Getting back to the difficulties of a far-flung quintet getting together to rehearse and perform, Matthew said it really hasn’t been that daunting.
Supporting record stores through COVID-19
“Under normal circumstances, I’m travelling to the mainland very often and so are Rich and Aaron, even though the three of us are based in St. John’s. It’s not that uncommon for four of us to be there, so we’ll say, ‘Matthew, or Rich, we’re gonna fly you up that weekend and have a couple of days to rehearse.’ It ended up not being as complicated as we originally thought it would be. I remember when Tom moved to Toronto, we were kind of thinking, ‘Oh God, this is really going to put a real kink in things!’ But it ended up being not that bad because sometimes it’s easier to go to Toronto than it is to come here. The main coming together that laid the bedrock for the album was when we all went to Ottawa and said, ‘OK, were going to flesh out what material is going on this record and nail down the 10 to 12 pieces of music’ with seven or eight of them already pretty much decided. So we rented a cabin in the woods in Chelsea, QC and spent 72 hours cooped up with our instruments and basically fleshed out the record, made lists and demoed stuff on iPhones, made notes of keys, wrote little parts and exchanged parts. That was the weekend that formed the beginning of the record, where we said to each other, ‘This will determine whether this record’s gonna happen, or I don’t think it’s there.’ We really got excited about what we had to put together! Then it was just the logistics of getting [everyone] involved together in a room [to record the album].”
The various restrictions imposed by COVID-19 have not only affected touring musicians but also one of their main outlets for selling their music, the local record shop. To that end, the Dardanelles are doing their bit to support Fred’s Records in St. John’s.

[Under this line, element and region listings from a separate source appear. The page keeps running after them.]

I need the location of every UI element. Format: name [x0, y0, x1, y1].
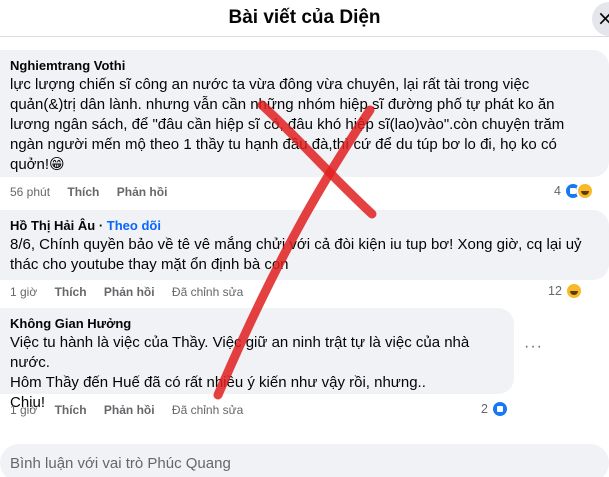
comment-time[interactable]: 1 giờ	[10, 284, 37, 300]
comment-line: quởn!😁	[10, 156, 65, 173]
reaction-summary[interactable]: 4	[554, 181, 594, 201]
comment-author[interactable]: Hồ Thị Hải Âu	[10, 218, 95, 233]
comment-input[interactable]: Bình luận với vai trò Phúc Quang	[0, 444, 609, 477]
comment-actions: 56 phút Thích Phản hồi	[10, 184, 181, 200]
comment-time[interactable]: 1 giờ	[10, 402, 37, 418]
dialog-title: Bài viết của Diện	[228, 7, 381, 28]
edited-label: Đã chỉnh sửa	[171, 403, 244, 417]
comment-line: Việc tu hành là việc của Thầy. Việc giữ …	[10, 334, 470, 371]
comment-bubble: Hồ Thị Hải Âu · Theo dõi 8/6, Chính quyề…	[0, 210, 609, 280]
comment-line: thác cho youtube thay mặt ổn định bà con	[10, 256, 289, 273]
comment-bubble: Không Gian Hưởng Việc tu hành là việc củ…	[0, 308, 514, 411]
dialog-header: Bài viết của Diện ×	[0, 0, 609, 37]
more-options-button[interactable]: ···	[524, 338, 543, 356]
reply-button[interactable]: Phản hồi	[117, 184, 168, 200]
comment-actions: 1 giờ Thích Phản hồi Đã chỉnh sửa	[10, 402, 257, 418]
comment-text: Việc tu hành là việc của Thầy. Việc giữ …	[10, 333, 502, 413]
comment-line: lực lượng chiến sĩ công an nước ta vừa đ…	[10, 76, 530, 93]
comment-line: Hôm Thầy đến Huế đã có rất nhiều ý kiến …	[10, 374, 426, 391]
reaction-count: 4	[554, 184, 561, 198]
reaction-summary[interactable]: 2	[481, 399, 509, 419]
like-button[interactable]: Thích	[55, 402, 87, 418]
follow-button[interactable]: Theo dõi	[107, 218, 161, 233]
reaction-summary[interactable]: 12	[548, 281, 583, 301]
comment-line: ngàn người mến mộ theo 1 thầy tu hạnh đầ…	[10, 136, 557, 153]
comment-text: 8/6, Chính quyền bảo về tê vê mắng chửi …	[10, 235, 597, 275]
edited-label: Đã chỉnh sửa	[171, 285, 244, 299]
reaction-count: 2	[481, 402, 488, 416]
like-icon	[490, 400, 509, 418]
comment-input-placeholder: Bình luận với vai trò Phúc Quang	[10, 455, 231, 472]
reply-button[interactable]: Phản hồi	[104, 284, 155, 300]
haha-icon	[564, 282, 583, 300]
comment-author[interactable]: Nghiemtrang Vothi	[10, 58, 597, 74]
comment-author[interactable]: Không Gian Hưởng	[10, 316, 502, 332]
like-button[interactable]: Thích	[67, 184, 99, 200]
reaction-count: 12	[548, 284, 562, 298]
close-icon: ×	[597, 6, 609, 30]
haha-icon	[575, 182, 594, 200]
reply-button[interactable]: Phản hồi	[104, 402, 155, 418]
comment-line: lương ngân sách, để "đâu cần hiệp sĩ có,…	[10, 116, 565, 133]
comment-text: lực lượng chiến sĩ công an nước ta vừa đ…	[10, 75, 597, 175]
comment-line: quản(&)trị dân lành. nhưng vẫn cần những…	[10, 96, 555, 113]
comment-bubble: Nghiemtrang Vothi lực lượng chiến sĩ côn…	[0, 50, 609, 177]
comment-line: 8/6, Chính quyền bảo về tê vê mắng chửi …	[10, 236, 582, 253]
like-button[interactable]: Thích	[55, 284, 87, 300]
comment-actions: 1 giờ Thích Phản hồi Đã chỉnh sửa	[10, 284, 257, 300]
comment-time[interactable]: 56 phút	[10, 184, 50, 200]
comment-author-row: Hồ Thị Hải Âu · Theo dõi	[10, 218, 161, 233]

“Fred’s Records is one of the last standing real proper record stores, and they are such a massive support of all the Newfoundland entertainment that gets put on CD,” said Matthew. “They’ve been huge for us over the years, and all of the Newfoundland artists that tour abroad. So many of the tourists, when they go into Fred’s and say, ‘What should I get?’ God love the boys at Fred’s for pointing towards people like the Dardanelles, the Ennis Sisters, Rum Ragged, Amelia Curran – all these amazing people who Fred’s has really gotten behind. So we kind of said, in light of everything that’s going on, let’s make sure these record stores see if they can manage to get through these difficult times. So we’ve been pointing people that way. Not just the foot traffic that goes in and buys the CDs physically but also online. You can order it, and they ship all over the world. So instead of us sending them out from ourselves, go to Fred’s! You can do the same online, with O’Brien’s Music in St. John’s. We’ve been pointing people towards [Fred’s and O’Brien’s] because they need the help as much as anybody right now too.”